By Haidee V. Eugenio
Variety Assistant Editor

The number of alien workers with U.S. citizen children is now almost 3,000 based on the survey conducted by the Dekada movement, which has been requesting the U.S. Senate Committee on Energy and Natural Resources to grant permanent residency status to long-term guest workers in the CNMI, especially those who have children born here.
On Tuesday night, Dekada ran out of survey forms to be filled out by nonresidents with U.S. citizen children.
It collected 1,823 survey forms that night, in addition to the 1,076 collected since Sunday.
“We prepared almost 2,000 forms for Tuesday night but they were all gone and there are still over a hundred workers who weren’t able to fill out the forms,” Dekada president Bonifacio Sagana yesterday said in a telephone interview.
Dekada planned to distribute at least 150 more survey forms last night in the lobby of Nauru Building in Susupe.
Sagana, who also has two children born here — a 7-year-old and a 3-year-old — initially expected only 1,500 parents to register their children who were born here.
Data collected from the survey will be sent to U.S. Senate Committee on Energy and Natural Resources staffers Allen Stayman and Josh Johnson by the end of this month.

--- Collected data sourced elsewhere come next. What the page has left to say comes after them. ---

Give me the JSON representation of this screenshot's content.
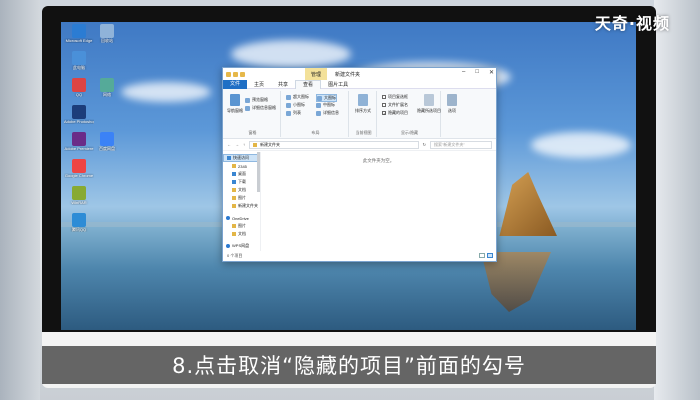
{
  "logo": "天奇·视频",
  "caption": "8.点击取消“隐藏的项目”前面的勾号",
  "desktop_icons": [
    {
      "label": "Microsoft Edge",
      "color": "#2b7cd3"
    },
    {
      "label": "回收站",
      "color": "#8fb3d9"
    },
    {
      "label": "此电脑",
      "color": "#4a90d9"
    },
    {
      "label": "QQ",
      "color": "#d44"
    },
    {
      "label": "网络",
      "color": "#5a9"
    },
    {
      "label": "Adobe Photoshop",
      "color": "#1c3d7a"
    },
    {
      "label": "Adobe Premiere",
      "color": "#6a2b88"
    },
    {
      "label": "百度网盘",
      "color": "#3b82f6"
    },
    {
      "label": "Google Chrome",
      "color": "#e44"
    },
    {
      "label": "WinRAR",
      "color": "#8a3"
    },
    {
      "label": "腾讯QQ",
      "color": "#2d8cd6"
    }
  ],
  "window": {
    "title": "新建文件夹",
    "manage_tab": "管理",
    "tabs": [
      "文件",
      "主页",
      "共享",
      "查看",
      "图片工具"
    ],
    "ribbon": {
      "pane_group": {
        "label": "窗格",
        "items": [
          "导航窗格",
          "预览窗格",
          "详细信息窗格"
        ]
      },
      "layout_group": {
        "label": "布局",
        "items": [
          "超大图标",
          "大图标",
          "中图标",
          "小图标",
          "列表",
          "详细信息"
        ]
      },
      "current_view_group": {
        "label": "当前视图",
        "items": [
          "排序方式"
        ]
      },
      "show_hide_group": {
        "label": "显示/隐藏",
        "items": [
          "项目复选框",
          "文件扩展名",
          "隐藏的项目"
        ],
        "hide_selected": "隐藏所选项目"
      },
      "options": "选项"
    },
    "address": "新建文件夹",
    "search_placeholder": "搜索\"新建文件夹\"",
    "nav": [
      {
        "label": "快速访问",
        "type": "blue",
        "sub": false,
        "selected": true
      },
      {
        "label": "2345",
        "type": "folder",
        "sub": true
      },
      {
        "label": "桌面",
        "type": "blue",
        "sub": true
      },
      {
        "label": "下载",
        "type": "blue",
        "sub": true
      },
      {
        "label": "文档",
        "type": "folder",
        "sub": true
      },
      {
        "label": "图片",
        "type": "folder",
        "sub": true
      },
      {
        "label": "新建文件夹",
        "type": "folder",
        "sub": true
      },
      {
        "label": "OneDrive",
        "type": "cloud",
        "sub": false
      },
      {
        "label": "图片",
        "type": "folder",
        "sub": true
      },
      {
        "label": "文档",
        "type": "folder",
        "sub": true
      },
      {
        "label": "WPS网盘",
        "type": "cloud",
        "sub": false
      }
    ],
    "empty_text": "此文件夹为空。",
    "status": "0 个项目"
  },
  "colors": {
    "accent": "#1f6fc5",
    "manage": "#f3e19a"
  }
}
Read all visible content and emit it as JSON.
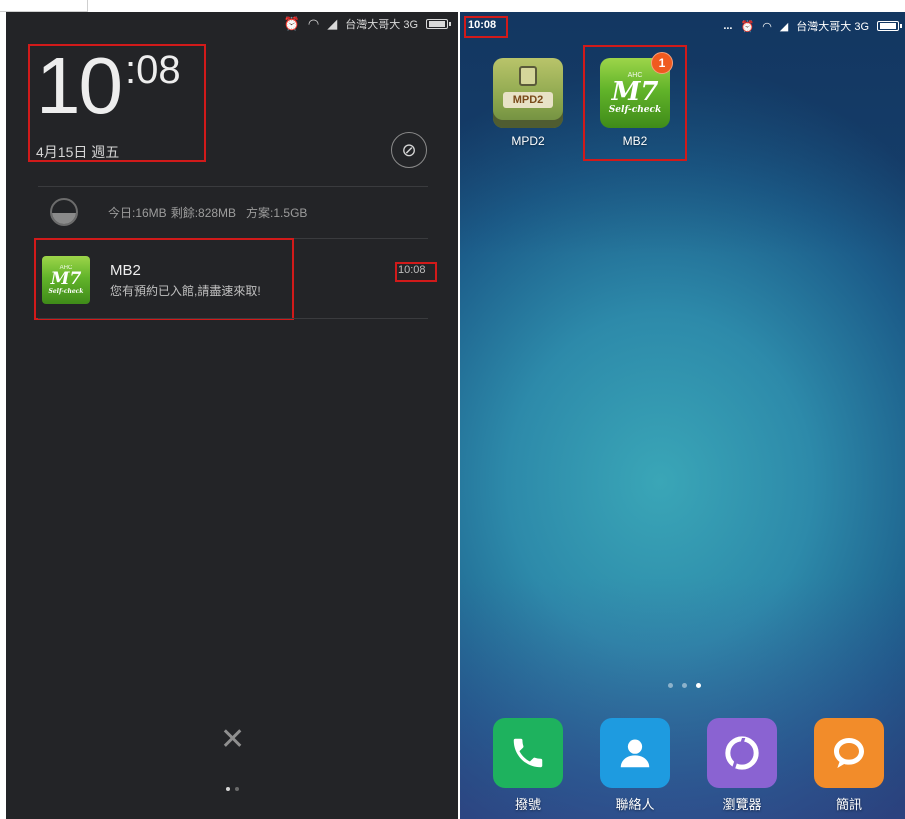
{
  "left_panel": {
    "status_bar": {
      "carrier": "台灣大哥大 3G"
    },
    "clock": {
      "hour": "10",
      "minutes": ":08",
      "date": "4月15日 週五"
    },
    "data_usage": {
      "today": "今日:16MB",
      "remaining": "剩餘:828MB",
      "plan": "方案:1.5GB"
    },
    "notification": {
      "app_name": "MB2",
      "message": "您有預約已入館,請盡速來取!",
      "time": "10:08",
      "icon_text": {
        "top": "AHC",
        "middle": "M7",
        "bottom": "Self-check"
      }
    }
  },
  "right_panel": {
    "status_bar": {
      "time": "10:08",
      "overflow": "...",
      "carrier": "台灣大哥大 3G"
    },
    "apps": [
      {
        "label": "MPD2",
        "icon_text": "MPD2"
      },
      {
        "label": "MB2",
        "badge": "1",
        "icon_text": {
          "top": "AHC",
          "middle": "M7",
          "bottom": "Self-check"
        }
      }
    ],
    "dock": [
      {
        "label": "撥號",
        "color": "#1eb25e"
      },
      {
        "label": "聯絡人",
        "color": "#1e9be0"
      },
      {
        "label": "瀏覽器",
        "color": "#8a63d2"
      },
      {
        "label": "簡訊",
        "color": "#f28c2a"
      }
    ]
  },
  "colors": {
    "highlight_box": "#d11a1a",
    "shade_background": "#232427"
  }
}
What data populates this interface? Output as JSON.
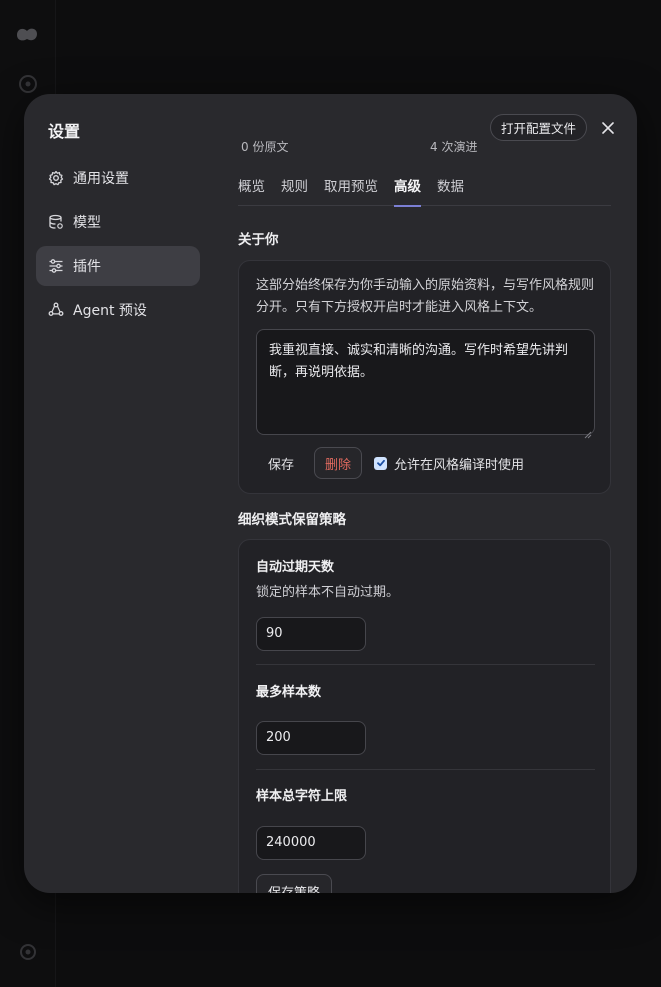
{
  "modal": {
    "title": "设置",
    "open_config_label": "打开配置文件"
  },
  "nav": {
    "items": [
      {
        "label": "通用设置",
        "icon": "gear-icon"
      },
      {
        "label": "模型",
        "icon": "database-icon"
      },
      {
        "label": "插件",
        "icon": "sliders-icon"
      },
      {
        "label": "Agent 预设",
        "icon": "agent-icon"
      }
    ],
    "active_index": 2
  },
  "summary": {
    "left": "0 份原文",
    "right": "4 次演进"
  },
  "tabs": [
    "概览",
    "规则",
    "取用预览",
    "高级",
    "数据"
  ],
  "active_tab": "高级",
  "about": {
    "title": "关于你",
    "description": "这部分始终保存为你手动输入的原始资料，与写作风格规则分开。只有下方授权开启时才能进入风格上下文。",
    "text": "我重视直接、诚实和清晰的沟通。写作时希望先讲判断，再说明依据。",
    "save_label": "保存",
    "delete_label": "删除",
    "allow_label": "允许在风格编译时使用",
    "allow_checked": true
  },
  "retention": {
    "title": "细织模式保留策略",
    "expire_label": "自动过期天数",
    "expire_help": "锁定的样本不自动过期。",
    "expire_value": "90",
    "max_samples_label": "最多样本数",
    "max_samples_value": "200",
    "char_limit_label": "样本总字符上限",
    "char_limit_value": "240000",
    "save_policy_label": "保存策略"
  },
  "colors": {
    "accent": "#7b7fd4",
    "danger": "#e06a5f",
    "modal_bg": "#29292d"
  }
}
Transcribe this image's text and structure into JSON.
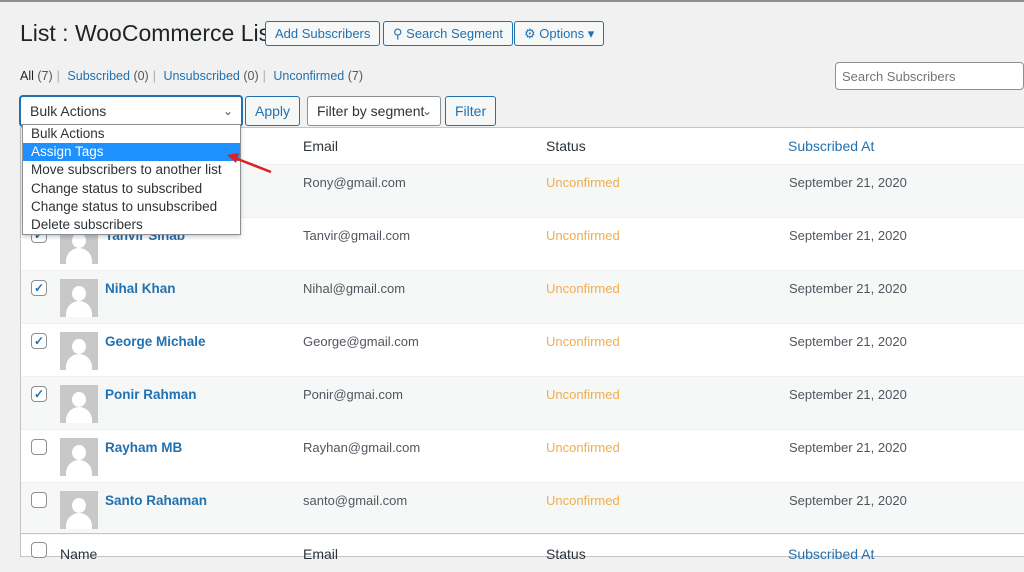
{
  "title": "List : WooCommerce List",
  "toolbar": {
    "add_subscribers": "Add Subscribers",
    "search_segment": "Search Segment",
    "options": "Options"
  },
  "views": [
    {
      "label": "All",
      "count": "(7)"
    },
    {
      "label": "Subscribed",
      "count": "(0)"
    },
    {
      "label": "Unsubscribed",
      "count": "(0)"
    },
    {
      "label": "Unconfirmed",
      "count": "(7)"
    }
  ],
  "search": {
    "placeholder": "Search Subscribers"
  },
  "bulk": {
    "selected": "Bulk Actions",
    "apply": "Apply",
    "options": [
      "Bulk Actions",
      "Assign Tags",
      "Move subscribers to another list",
      "Change status to subscribed",
      "Change status to unsubscribed",
      "Delete subscribers"
    ],
    "highlighted": "Assign Tags"
  },
  "segment": {
    "selected": "Filter by segment",
    "filter": "Filter"
  },
  "columns": {
    "name": "Name",
    "email": "Email",
    "status": "Status",
    "subscribed_at": "Subscribed At"
  },
  "rows": [
    {
      "name": "",
      "email": "Rony@gmail.com",
      "status": "Unconfirmed",
      "date": "September 21, 2020",
      "checked": true
    },
    {
      "name": "Tanvir Sinab",
      "email": "Tanvir@gmail.com",
      "status": "Unconfirmed",
      "date": "September 21, 2020",
      "checked": true
    },
    {
      "name": "Nihal Khan",
      "email": "Nihal@gmail.com",
      "status": "Unconfirmed",
      "date": "September 21, 2020",
      "checked": true
    },
    {
      "name": "George Michale",
      "email": "George@gmail.com",
      "status": "Unconfirmed",
      "date": "September 21, 2020",
      "checked": true
    },
    {
      "name": "Ponir Rahman",
      "email": "Ponir@gmai.com",
      "status": "Unconfirmed",
      "date": "September 21, 2020",
      "checked": true
    },
    {
      "name": "Rayham MB",
      "email": "Rayhan@gmail.com",
      "status": "Unconfirmed",
      "date": "September 21, 2020",
      "checked": false
    },
    {
      "name": "Santo Rahaman",
      "email": "santo@gmail.com",
      "status": "Unconfirmed",
      "date": "September 21, 2020",
      "checked": false
    }
  ],
  "colors": {
    "accent": "#2271b1",
    "status_unconfirmed": "#f0ad4e",
    "highlight": "#1e90ff",
    "arrow": "#e02020"
  }
}
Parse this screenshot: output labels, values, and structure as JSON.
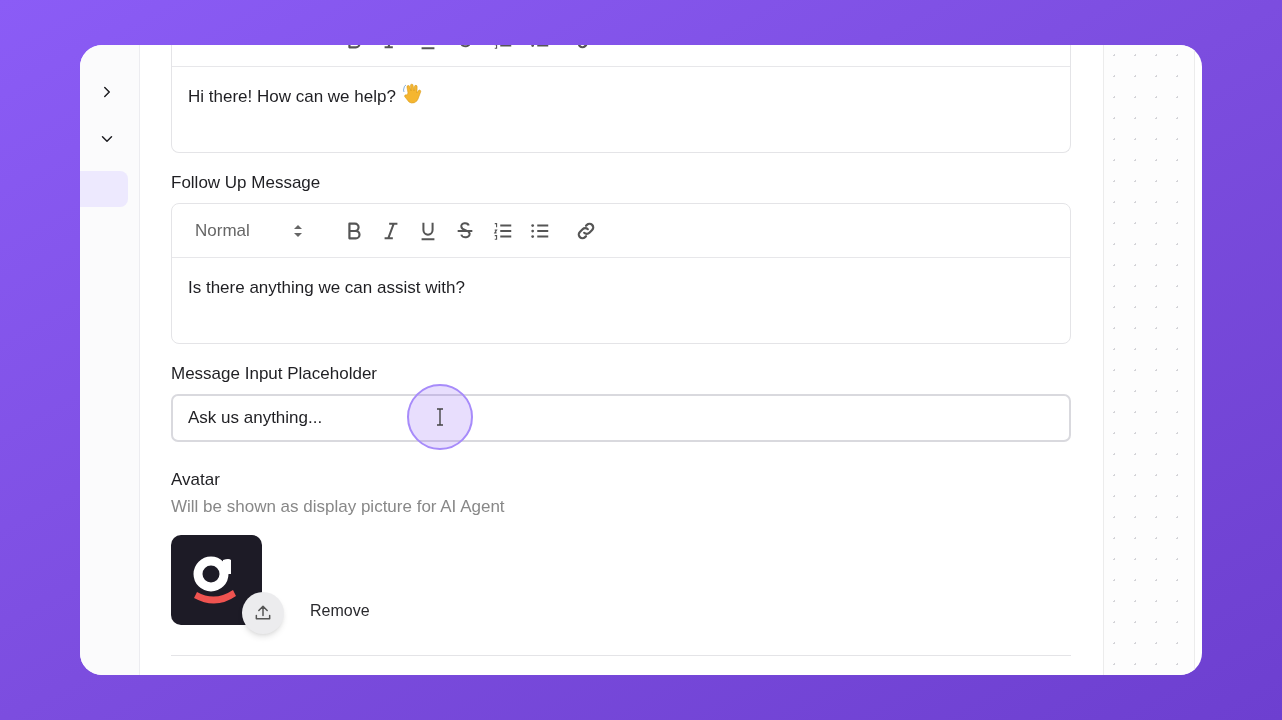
{
  "sidebar": {
    "items": [
      {
        "kind": "toggle",
        "expanded": false
      },
      {
        "kind": "toggle",
        "expanded": true
      },
      {
        "kind": "entry",
        "selected": true
      }
    ]
  },
  "editors": [
    {
      "text": "Hi there! How can we help?",
      "waving_hand": true
    },
    {
      "label": "Follow Up Message",
      "format": "Normal",
      "text": "Is there anything we can assist with?"
    }
  ],
  "placeholder_field": {
    "label": "Message Input Placeholder",
    "value": "Ask us anything..."
  },
  "avatar": {
    "label": "Avatar",
    "description": "Will be shown as display picture for AI Agent",
    "remove": "Remove"
  }
}
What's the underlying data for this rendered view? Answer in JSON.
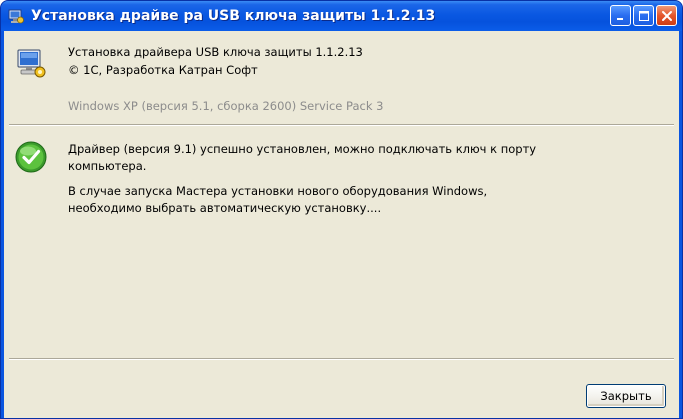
{
  "window": {
    "title": "Установка драйве ра USB ключа защиты 1.1.2.13",
    "icon": "setup-icon"
  },
  "header": {
    "product_line": "Установка драйвера USB ключа защиты 1.1.2.13",
    "copyright_line": "© 1С, Разработка Катран Софт",
    "os_line": "Windows XP (версия 5.1, сборка 2600) Service Pack 3",
    "icon": "computer-icon"
  },
  "message": {
    "icon": "success-check-icon",
    "line1": "Драйвер (версия 9.1) успешно установлен, можно подключать ключ к порту",
    "line2": "компьютера.",
    "line3": "В случае запуска Мастера установки нового оборудования Windows,",
    "line4": "необходимо выбрать автоматическую установку...."
  },
  "buttons": {
    "close_label": "Закрыть"
  },
  "colors": {
    "titlebar": "#0a58e2",
    "client_bg": "#ece9d8",
    "os_text": "#8c8c8c",
    "close_btn": "#e4562c"
  }
}
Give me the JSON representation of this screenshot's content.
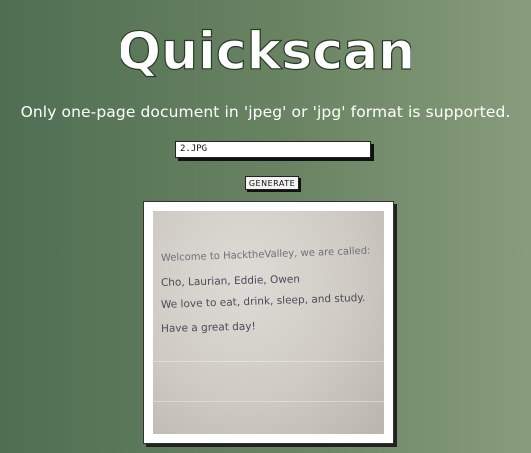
{
  "app": {
    "title": "Quickscan"
  },
  "notice": "Only one-page document in 'jpeg' or 'jpg' format is supported.",
  "file_input": {
    "value": "2.JPG"
  },
  "generate_button": {
    "label": "GENERATE"
  },
  "preview": {
    "lines": [
      "Welcome to HacktheValley, we are called:",
      "Cho, Laurian, Eddie, Owen",
      "We love to eat, drink, sleep, and study.",
      "Have a great day!"
    ]
  },
  "colors": {
    "background_left": "#4f6e52",
    "background_right": "#879c7c",
    "text": "#ffffff"
  }
}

Sagana said Stayman and Johnson, during their recent visit to Saipan, asked them about the number of long-term guest workers with children born here.
Children born in the CNMI, a U.S. insular area, are American citizens.
“I didn’t know there are lots of guest workers with children born here. We earlier thought there’s only going to be about 1,500 because many have left when the garment factories closed. Now we have almost 3,000 parents,” said Sagana, adding that they saw many Korean parents register on Tuesday night.
The U.S. Senate Committee on Energy and Natural Resources, which held an oversight hearing on the CNMI held in Washington, D.C. on Feb. 8, wants to extend federal immigration to the islands.
Dekada supports the federalization of the CNMI immigration system, which the Fitial administration and the business sector oppose.
The Dekada registration is free of charge to parents with U.S. citizen children. The survey forms ask the name of the mother, father, the length of their stay in the CNMI, the names of their children and their passport numbers.
“We talked about the fact that there are those who have common-law wives here and they have children. Mothers don’t need to write the father’s name or vice versa, just theirs and their children’s names,” said Sagana.
Other nonresident workers interviewed by Variety said they don’t want to register their U.S. citizen children with Dekada. They said if the U.S. Congress wants to grant permanent residency status to long-term foreign workers in the CNMI, it won’t matter whether they answered Dekada survey forms or whether they have children or not.